Für die US-Kundschaft sind bei Produkten auch Details des Verpackungsdesigns wichtig. Keystone

Der riesige US-Markt bietet für Schweizer Klein- und Mittelbetriebe (KMU) grosse Chancen. Ein gutes Produkt allein reicht aber nicht.

Wer in den USA Fuss fassen will, sollte die Fallstricke beachten: Rechtshändel, kulturelle Unterschiede, Kundennähe.

“Der amerikanische Markt steht Schweizer KMU weit offen. Jeder Betrieb hat hier eine Chance.” So lautet einstimmig der Tenor von Schweizer Unternehmen, die in den USA erfolgreich sind. Ein offener Markt bedeute jedoch nicht, dass er auch einfach zu erobern sei.

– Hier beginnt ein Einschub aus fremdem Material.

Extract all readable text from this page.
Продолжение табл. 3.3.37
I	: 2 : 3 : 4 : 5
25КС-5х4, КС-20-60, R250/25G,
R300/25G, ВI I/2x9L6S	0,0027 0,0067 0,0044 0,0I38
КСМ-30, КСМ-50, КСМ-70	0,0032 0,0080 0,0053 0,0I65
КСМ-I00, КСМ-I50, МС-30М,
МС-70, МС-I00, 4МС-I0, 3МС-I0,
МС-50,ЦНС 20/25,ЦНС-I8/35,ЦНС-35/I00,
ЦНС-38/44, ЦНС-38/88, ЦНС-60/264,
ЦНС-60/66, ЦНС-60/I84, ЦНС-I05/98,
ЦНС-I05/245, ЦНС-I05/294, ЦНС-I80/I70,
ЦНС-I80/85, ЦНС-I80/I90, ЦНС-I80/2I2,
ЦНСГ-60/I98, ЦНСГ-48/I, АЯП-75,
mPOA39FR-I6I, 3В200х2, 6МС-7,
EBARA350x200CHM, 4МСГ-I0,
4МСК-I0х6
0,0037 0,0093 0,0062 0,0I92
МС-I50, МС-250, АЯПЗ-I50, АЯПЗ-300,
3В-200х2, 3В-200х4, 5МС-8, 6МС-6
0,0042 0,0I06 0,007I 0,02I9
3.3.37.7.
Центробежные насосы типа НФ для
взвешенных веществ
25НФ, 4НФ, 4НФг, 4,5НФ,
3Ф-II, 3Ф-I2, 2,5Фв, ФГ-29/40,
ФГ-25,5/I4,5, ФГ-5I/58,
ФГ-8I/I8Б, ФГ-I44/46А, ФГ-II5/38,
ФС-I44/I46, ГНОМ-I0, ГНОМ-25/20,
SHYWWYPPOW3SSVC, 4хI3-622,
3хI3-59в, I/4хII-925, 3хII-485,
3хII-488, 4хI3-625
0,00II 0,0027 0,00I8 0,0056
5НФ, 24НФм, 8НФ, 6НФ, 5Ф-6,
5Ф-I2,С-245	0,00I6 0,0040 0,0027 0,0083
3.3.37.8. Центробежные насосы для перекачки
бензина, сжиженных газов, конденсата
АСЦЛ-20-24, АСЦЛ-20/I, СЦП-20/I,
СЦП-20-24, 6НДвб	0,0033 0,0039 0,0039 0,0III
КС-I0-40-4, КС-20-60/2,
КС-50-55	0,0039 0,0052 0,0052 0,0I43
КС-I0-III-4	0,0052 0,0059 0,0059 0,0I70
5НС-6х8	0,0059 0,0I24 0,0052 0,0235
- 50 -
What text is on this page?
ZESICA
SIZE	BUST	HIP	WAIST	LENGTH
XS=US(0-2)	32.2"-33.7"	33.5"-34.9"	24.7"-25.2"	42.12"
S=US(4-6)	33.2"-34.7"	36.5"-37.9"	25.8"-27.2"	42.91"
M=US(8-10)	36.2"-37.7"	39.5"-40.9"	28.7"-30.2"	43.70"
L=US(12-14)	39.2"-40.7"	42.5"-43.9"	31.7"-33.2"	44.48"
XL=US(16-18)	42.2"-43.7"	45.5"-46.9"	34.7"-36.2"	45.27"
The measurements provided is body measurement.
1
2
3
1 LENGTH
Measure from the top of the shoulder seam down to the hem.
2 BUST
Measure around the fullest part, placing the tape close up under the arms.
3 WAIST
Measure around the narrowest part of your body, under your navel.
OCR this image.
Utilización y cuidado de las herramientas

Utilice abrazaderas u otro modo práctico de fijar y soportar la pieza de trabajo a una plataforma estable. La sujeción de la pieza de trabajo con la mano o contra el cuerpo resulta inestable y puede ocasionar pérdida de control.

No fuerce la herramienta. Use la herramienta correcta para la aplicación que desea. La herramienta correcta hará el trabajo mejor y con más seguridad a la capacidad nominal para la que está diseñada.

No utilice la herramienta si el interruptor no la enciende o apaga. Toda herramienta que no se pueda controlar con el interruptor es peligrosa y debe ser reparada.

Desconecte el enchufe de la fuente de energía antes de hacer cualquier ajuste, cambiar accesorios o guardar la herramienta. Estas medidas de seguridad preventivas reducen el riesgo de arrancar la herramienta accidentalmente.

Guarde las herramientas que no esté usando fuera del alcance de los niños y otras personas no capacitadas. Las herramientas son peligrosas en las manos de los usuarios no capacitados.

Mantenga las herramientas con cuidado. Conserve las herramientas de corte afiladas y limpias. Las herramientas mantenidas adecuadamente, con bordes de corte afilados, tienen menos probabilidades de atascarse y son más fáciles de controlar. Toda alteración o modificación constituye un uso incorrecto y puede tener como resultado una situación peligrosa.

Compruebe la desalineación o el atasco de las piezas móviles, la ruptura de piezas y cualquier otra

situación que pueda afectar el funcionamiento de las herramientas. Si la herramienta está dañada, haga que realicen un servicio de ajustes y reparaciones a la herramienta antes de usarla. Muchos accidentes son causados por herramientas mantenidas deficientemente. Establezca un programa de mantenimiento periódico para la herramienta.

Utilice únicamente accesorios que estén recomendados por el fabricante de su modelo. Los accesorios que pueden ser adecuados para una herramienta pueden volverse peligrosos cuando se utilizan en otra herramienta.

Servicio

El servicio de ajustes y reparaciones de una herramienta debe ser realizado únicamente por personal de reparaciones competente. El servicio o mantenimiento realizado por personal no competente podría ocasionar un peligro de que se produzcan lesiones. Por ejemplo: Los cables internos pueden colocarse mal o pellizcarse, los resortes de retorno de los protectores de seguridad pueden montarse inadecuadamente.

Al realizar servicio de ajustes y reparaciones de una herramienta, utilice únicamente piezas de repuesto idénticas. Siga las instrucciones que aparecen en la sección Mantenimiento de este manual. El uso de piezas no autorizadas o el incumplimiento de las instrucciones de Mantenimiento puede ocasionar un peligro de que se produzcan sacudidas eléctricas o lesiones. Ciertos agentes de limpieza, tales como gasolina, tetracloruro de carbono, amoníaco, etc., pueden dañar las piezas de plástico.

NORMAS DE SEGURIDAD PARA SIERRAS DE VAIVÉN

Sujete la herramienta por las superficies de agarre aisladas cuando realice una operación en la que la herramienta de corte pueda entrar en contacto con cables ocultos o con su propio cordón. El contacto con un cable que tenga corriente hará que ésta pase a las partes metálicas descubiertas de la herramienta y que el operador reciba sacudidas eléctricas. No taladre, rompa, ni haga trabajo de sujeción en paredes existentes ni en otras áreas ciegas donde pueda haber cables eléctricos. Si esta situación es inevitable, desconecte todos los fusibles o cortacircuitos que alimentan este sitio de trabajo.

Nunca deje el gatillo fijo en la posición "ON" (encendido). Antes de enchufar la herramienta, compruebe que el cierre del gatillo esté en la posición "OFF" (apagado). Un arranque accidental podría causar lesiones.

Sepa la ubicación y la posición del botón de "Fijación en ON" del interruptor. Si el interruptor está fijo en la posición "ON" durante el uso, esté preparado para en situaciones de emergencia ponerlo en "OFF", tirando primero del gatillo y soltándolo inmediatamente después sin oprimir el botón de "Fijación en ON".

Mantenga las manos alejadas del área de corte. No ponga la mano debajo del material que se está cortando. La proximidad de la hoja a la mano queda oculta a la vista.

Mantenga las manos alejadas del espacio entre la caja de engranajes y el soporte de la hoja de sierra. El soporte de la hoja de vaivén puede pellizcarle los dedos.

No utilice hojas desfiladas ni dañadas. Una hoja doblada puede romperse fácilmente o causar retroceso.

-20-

Das fange bereits bei der an sich banalen Feststellung an, dass Produkte in Amerika anders verkauft werden als in der Schweiz. “Nein, der US-Markt ist mit dem europäischen Markt nicht vergleichbar”, betont Barac Bieri, Direktor der Bircher America.

Besonderheiten des US-Marktes

“Die Geschäfte werden jenseits des Atlantik ganz anders geführt als auf dem alten Kontinent. Die direkten Kundenbeziehungen spielen eine herausragende Rolle”, sagt Bieri. Anders als in der Schweiz reiche es nicht, ein gutes Produkt zu einem guten Preis anzubieten.

Ein solides Beziehungsnetz sei das A und O im Geschäftsalltag. Das Schaffhauser Unternehmen Bircher stellt Sicherheitssysteme für die Industrie und den Transportsektor her.

Diverse kulturelle Unterschiede

Alan Guggenheim, Leiter der Nagra USA, doppelt nach: “Die kulturellen Unterschiede spiegeln sich nicht nur in der Art des Geschäftens, sondern auch in der Produktgestaltung. Wer glaubt, mit Top-Qualität bereits die Kunden geködert zu haben, irrt.”

Produkte der Spitzentechnologie gehörten in den USA zum Alltag. Dennoch, so paradox es klinge, tickten die Amerikaner anders als die Europäer. “Sie lieben grosse, lärmende Waschmaschinen, Autos mit hohem Benzinverbrauch und Apparate, die sie selber reparieren können”, sagt Guggenheim.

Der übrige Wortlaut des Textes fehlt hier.